Software to Install on Personal Computers – For Mac Users!

It turns out there are some pros and cons to running on Macs for doing these activities.  Here are some updates on how to efficiently work on a mac:

  • You don’t need Cygwin at all since X11/XWindow is included in the operating system already!
  • You don’t need something like WinSCP, since you can use SFTP to transfer files from a local computer to the remote computer.  Here’s how:
    1. Open a terminal window on your local computer.
    2. Use cd and ls to get to the local directory on your hard drive where you have files you want to send to the remote computer.
    3. Type sftp user@host to connect to the remote computer.  Enter your password.
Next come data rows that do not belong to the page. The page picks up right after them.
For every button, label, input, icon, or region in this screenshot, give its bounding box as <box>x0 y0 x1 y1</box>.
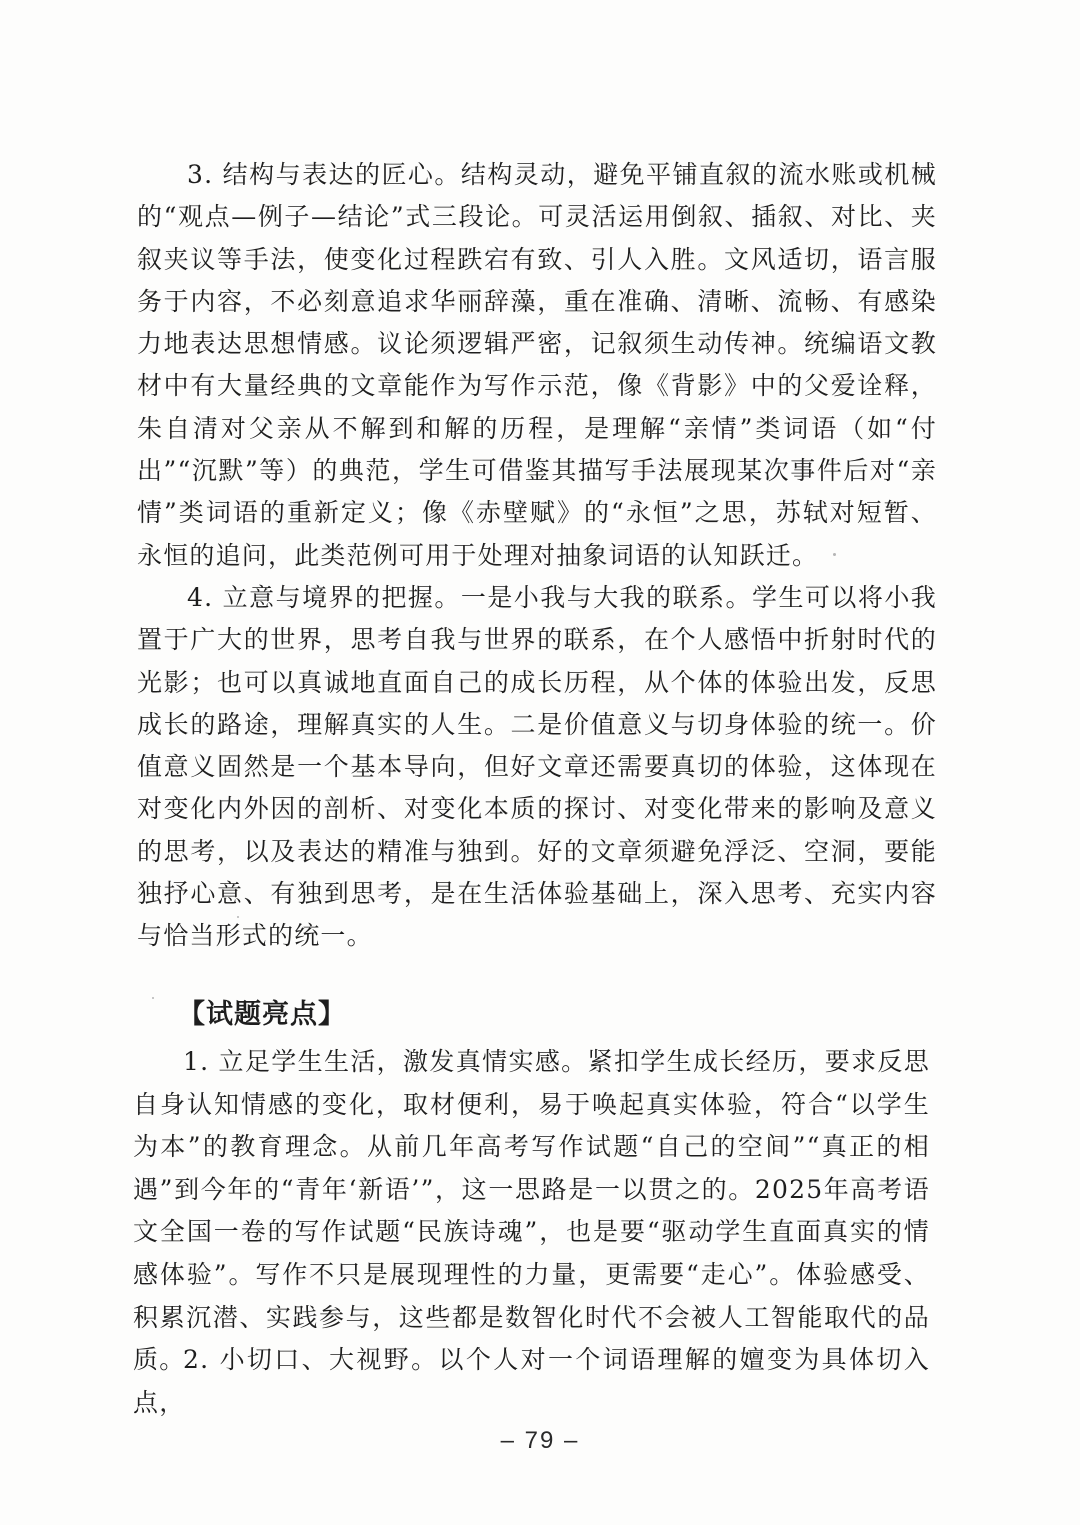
scan-speck <box>152 997 154 999</box>
scan-speck <box>833 553 836 556</box>
paragraph-highlight-1: 1. 立足学生生活，激发真情实感。紧扣学生成长经历，要求反思自身认知情感的变化，取材便利，易于唤起真实体验，符合“以学生为本”的教育理念。从前几年高考写作试题“自己的空间”“真正的相遇”到今年的“青年‘新语’”，这一思路是一以贯之的。2025年高考语文全国一卷的写作试题“民族诗魂”，也是要“驱动学生直面真实的情感体验”。写作不只是展现理性的力量，更需要“走心”。体验感受、积累沉潜、实践参与，这些都是数智化时代不会被人工智能取代的品质。 <box>133 1047 930 1375</box>
scan-speck <box>237 916 239 918</box>
section-heading: 【试题亮点】 <box>178 999 346 1030</box>
paragraph-theme-realm: 4. 立意与境界的把握。一是小我与大我的联系。学生可以将小我置于广大的世界，思考自我与世界的联系，在个人感悟中折射时代的光影；也可以真诚地直面自己的成长历程，从个体的体验出发，反思成长的路途，理解真实的人生。二是价值意义与切身体验的统一。价值意义固然是一个基本导向，但好文章还需要真切的体验，这体现在对变化内外因的剖析、对变化本质的探讨、对变化带来的影响及意义的思考，以及表达的精准与独到。好的文章须避免浮泛、空洞，要能独抒心意、有独到思考，是在生活体验基础上，深入思考、充实内容与恰当形式的统一。 <box>137 583 937 951</box>
page-number: – 79 – <box>500 1427 580 1454</box>
paragraph-structure-expression: 3. 结构与表达的匠心。结构灵动，避免平铺直叙的流水账或机械的“观点—例子—结论”式三段论。可灵活运用倒叙、插叙、对比、夹叙夹议等手法，使变化过程跌宕有致、引人入胜。文风适切，语言服务于内容，不必刻意追求华丽辞藻，重在准确、清晰、流畅、有感染力地表达思想情感。议论须逻辑严密，记叙须生动传神。统编语文教材中有大量经典的文章能作为写作示范，像《背影》中的父爱诠释，朱自清对父亲从不解到和解的历程，是理解“亲情”类词语（如“付出”“沉默”等）的典范，学生可借鉴其描写手法展现某次事件后对“亲情”类词语的重新定义；像《赤壁赋》的“永恒”之思，苏轼对短暂、永恒的追问，此类范例可用于处理对抽象词语的认知跃迁。 <box>137 160 937 570</box>
paragraph-highlight-2: 2. 小切口、大视野。以个人对一个词语理解的嬗变为具体切入点， <box>133 1345 930 1417</box>
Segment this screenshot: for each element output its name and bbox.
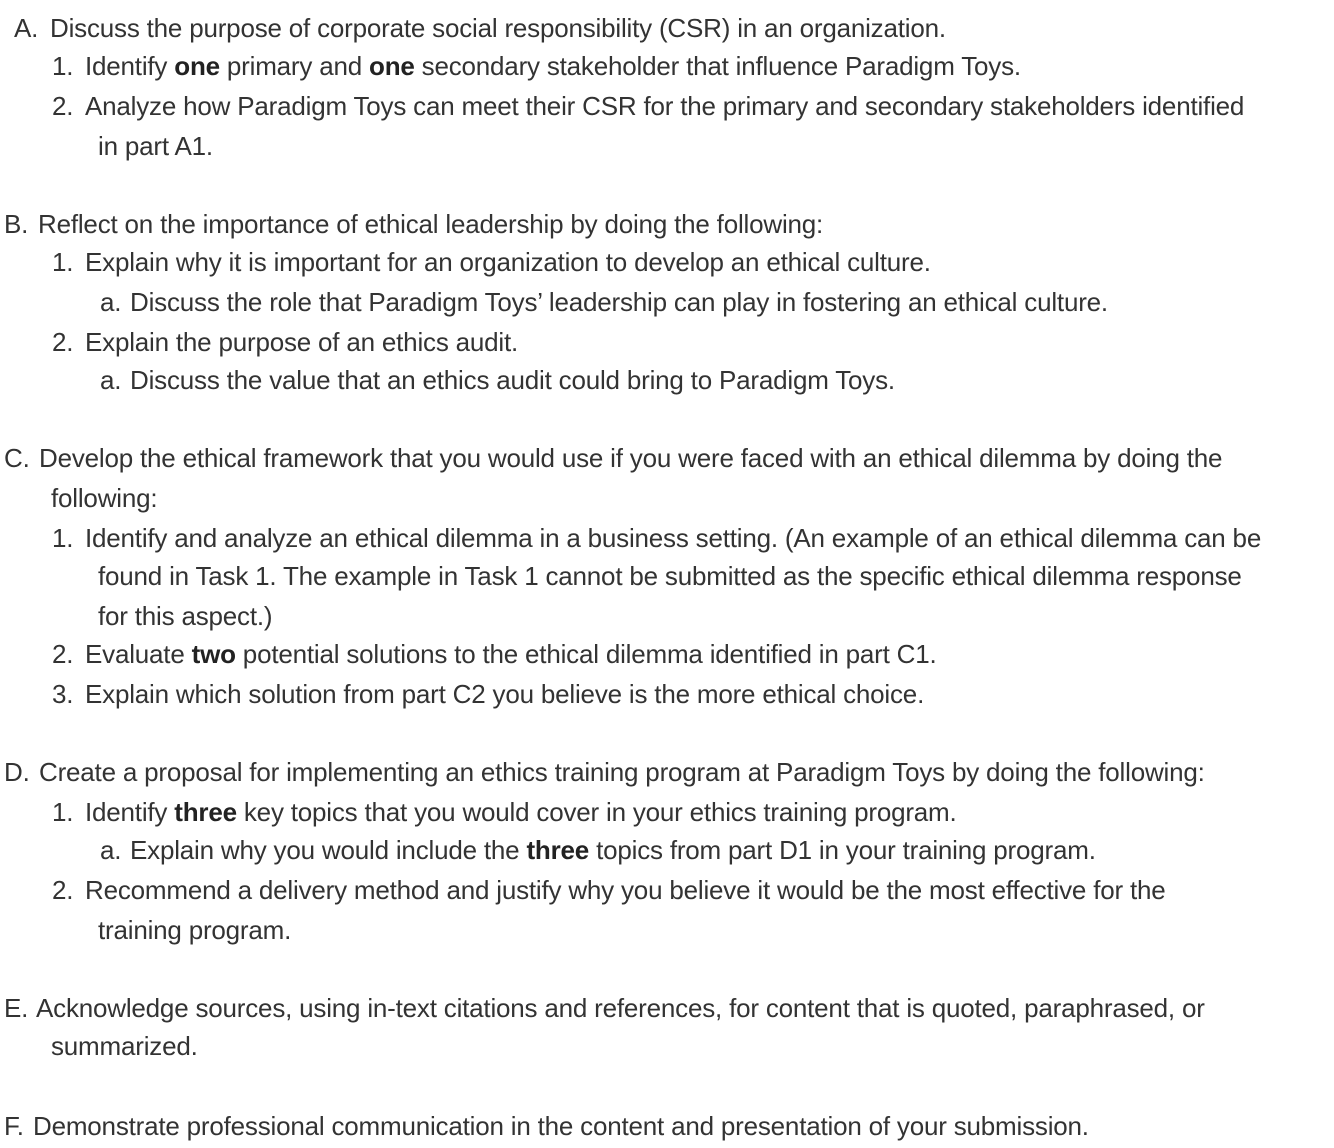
list-item: 1. Identify three key topics that you would cover in your ethics training program. [52, 797, 957, 827]
item-marker: 2. [52, 875, 74, 905]
section-heading [4, 209, 823, 239]
list-item [52, 91, 1244, 121]
section-heading [4, 993, 1205, 1023]
section-marker: B. [4, 209, 29, 239]
sub-item: a. Explain why you would include the three topics from part D1 in your training program. [100, 835, 1096, 865]
sub-item [100, 287, 1108, 317]
list-item: 1. Identify one primary and one secondary stakeholder that influence Paradigm Toys. [52, 51, 1021, 81]
section-heading [4, 1111, 1089, 1141]
item-continuation: found in Task 1. The example in Task 1 cannot be submitted as the specific ethical dilemma response [98, 561, 1242, 591]
section-marker: F. [4, 1111, 24, 1141]
item-text: Explain the purpose of an ethics audit. [85, 327, 519, 357]
emphasis: two [191, 639, 236, 669]
section-marker: A. [14, 13, 39, 43]
item-continuation: training program. [98, 915, 292, 945]
item-continuation: for this aspect.) [98, 601, 273, 631]
item-marker: 2. [52, 327, 74, 357]
item-marker: 1. [52, 797, 74, 827]
subitem-text: Discuss the value that an ethics audit could bring to Paradigm Toys. [130, 365, 895, 395]
section-text: Develop the ethical framework that you would use if you were faced with an ethical dilemma by doing the [39, 443, 1223, 473]
list-item [52, 523, 1261, 553]
list-item [52, 875, 1166, 905]
list-item: 2. Evaluate two potential solutions to the ethical dilemma identified in part C1. [52, 639, 937, 669]
sub-item [100, 365, 895, 395]
section-text: Acknowledge sources, using in-text citations and references, for content that is quoted, paraphrased, or [36, 993, 1205, 1023]
item-marker: 2. [52, 639, 74, 669]
section-marker: D. [4, 757, 30, 787]
item-text: Identify and analyze an ethical dilemma in a business setting. (An example of an ethical dilemma can be [85, 523, 1262, 553]
list-item [52, 679, 924, 709]
item-marker: 2. [52, 91, 74, 121]
section-marker: C. [4, 443, 30, 473]
item-marker: 3. [52, 679, 74, 709]
list-item [52, 247, 931, 277]
section-text: Create a proposal for implementing an ethics training program at Paradigm Toys by doing the following: [39, 757, 1205, 787]
item-text: Explain why it is important for an organization to develop an ethical culture. [85, 247, 931, 277]
section-marker: E. [4, 993, 29, 1023]
emphasis: three [526, 835, 590, 865]
section-text: Discuss the purpose of corporate social responsibility (CSR) in an organization. [50, 13, 946, 43]
subitem-marker: a. [100, 835, 122, 865]
section-heading [4, 757, 1205, 787]
section-continuation: following: [51, 483, 158, 513]
section-text: Demonstrate professional communication in the content and presentation of your submission. [33, 1111, 1089, 1141]
item-text: Recommend a delivery method and justify why you believe it would be the most effective for the [85, 875, 1166, 905]
section-continuation: summarized. [51, 1031, 198, 1061]
list-item [52, 327, 518, 357]
item-continuation: in part A1. [98, 131, 213, 161]
section-heading [4, 443, 1222, 473]
item-marker: 1. [52, 51, 74, 81]
emphasis: one [369, 51, 415, 81]
subitem-marker: a. [100, 365, 122, 395]
section-heading [14, 13, 946, 43]
subitem-text: Discuss the role that Paradigm Toys’ leadership can play in fostering an ethical culture. [130, 287, 1108, 317]
subitem-marker: a. [100, 287, 122, 317]
item-text: Analyze how Paradigm Toys can meet their CSR for the primary and secondary stakeholders identified [85, 91, 1245, 121]
section-text: Reflect on the importance of ethical leadership by doing the following: [38, 209, 824, 239]
item-marker: 1. [52, 523, 74, 553]
item-marker: 1. [52, 247, 74, 277]
item-text: Explain which solution from part C2 you believe is the more ethical choice. [85, 679, 925, 709]
emphasis: three [174, 797, 237, 827]
emphasis: one [174, 51, 220, 81]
    4. Use cd and ls to get to the directory on the remote system where you want to put the files from your local system.
    5. Type put filename to transfer a file to the remote system. You can also use mput *abc to transfer multiple files (in this example, everything ending in abc). The asterisk is a wildcard; it matches any character, any number of times.
  • If you want to transfer in the other direction, i.e. from the remote machine to the local machine, use the get and mget commands, which work just like put and mput.
  • Summary of useful sftpcommands:
    • get filename Copy a file from the remote computer to the local computer.
    • mget filenames Copy several files from the remote computer to the local computer. Can use wildcards.
    • put filename Copy a file from the local computer to the remote computer.  Use -r if you want to upload a whole directory.  Note that the command can’t create a directory that already exists, so when you’re on the remote computer, use mkdir to make a new directory that matches the one you want to copy first.
    • mput filenames Copy several files from the local computer to the remote computer. Can use wildcards.
    • cd path Change directories on the remote computer.
    • ls List the files in the current directory on the remote computer.
    • pwd Display the path of the current directory on the remote computer.
    • lpwd Display the path of the current directory on the local computer.
    • lcd Change directories on the local computer.